Presidente também do Fórum do Futuro, programa de propostas de desenvolvimento sustentável, Paolinelli responde por projetos como o "Biomas Tropicais", em que a ciência comanda seus mapeamentos, e desenvolve soluções tecnológicas para ampliar produção sem desmatamento e baixa emissão de carbono.
Além de dobrar a produção mundial, Paolinelli acredita que o Brasil poderá contribuir para a mitigação de emissão de carbono, chegando a 2050 com uma safra de 620 milhões de toneladas (hoje são 100 milhões) para atender às projeções de crescimento da população mundial de aproximadamente 9 bilhões de pessoas.
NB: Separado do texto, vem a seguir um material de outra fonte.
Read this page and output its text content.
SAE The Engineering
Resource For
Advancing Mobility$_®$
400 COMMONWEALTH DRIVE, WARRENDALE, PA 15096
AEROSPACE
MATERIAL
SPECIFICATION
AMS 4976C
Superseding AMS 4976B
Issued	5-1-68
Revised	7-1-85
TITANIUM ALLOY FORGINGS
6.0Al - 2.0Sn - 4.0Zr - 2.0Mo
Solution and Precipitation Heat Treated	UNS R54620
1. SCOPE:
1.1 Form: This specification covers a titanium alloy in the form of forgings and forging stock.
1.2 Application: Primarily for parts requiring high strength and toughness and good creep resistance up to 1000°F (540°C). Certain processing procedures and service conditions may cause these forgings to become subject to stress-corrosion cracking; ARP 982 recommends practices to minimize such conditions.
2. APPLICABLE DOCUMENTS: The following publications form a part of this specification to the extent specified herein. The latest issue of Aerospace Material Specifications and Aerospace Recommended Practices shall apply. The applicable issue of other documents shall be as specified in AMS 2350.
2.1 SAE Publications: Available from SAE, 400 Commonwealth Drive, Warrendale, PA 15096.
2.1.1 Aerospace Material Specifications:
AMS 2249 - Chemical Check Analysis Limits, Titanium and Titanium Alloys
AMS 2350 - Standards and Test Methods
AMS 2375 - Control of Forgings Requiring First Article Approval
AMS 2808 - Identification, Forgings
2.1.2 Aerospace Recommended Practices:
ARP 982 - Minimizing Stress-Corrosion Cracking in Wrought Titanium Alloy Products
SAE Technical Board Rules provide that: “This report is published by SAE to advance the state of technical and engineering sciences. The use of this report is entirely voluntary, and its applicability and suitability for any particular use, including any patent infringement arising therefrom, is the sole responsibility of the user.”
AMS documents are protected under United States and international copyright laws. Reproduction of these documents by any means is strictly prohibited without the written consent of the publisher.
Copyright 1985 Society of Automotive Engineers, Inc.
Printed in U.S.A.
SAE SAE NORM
Porém, o indicado ao prêmio Nobel pela Esalq (Escola Superior de Agricultura Luiz de Queiróz), onde lecionou, destaca que estatísticas do setor apontam, entre 2006 e 2017, a revolução agrícola que o país viveu beneficiou apenas 842 mil produtores. Outros 4,5 milhões ficaram 'do outro lado', lamentou.
Ou seja: foi um contingente que não teve condições de absorver tecnologia, nem crédito, e por isso faz uma agricultura incipiente, extrativa, de subsistência, com renda que não dá dois terços do salário mínimo.
"Esse agricultor está com fome. Os 4,5 milhões representam 20 milhões de pessoas. Vamos fechar os olhos para isso? A fome e a miséria provocam guerras, e forçam correntes migratórias que atordoam o mundo."
Para Paolinelli, que já ganhou o World Food Prize, em 2006 (prêmio para iniciativas ligadas à alimentação e à agricultura), o ideal seria um pacto internacional, com o Brasil contribuindo com suas tecnologias para ajudar outros países a resolverem esses problemas por meio da agricultura tropical competitiva.
"Não quero morrer antes de ver o nosso país liderando esse movimento, ajudando a abastecer e a salvar o mundo da fome", concluiu.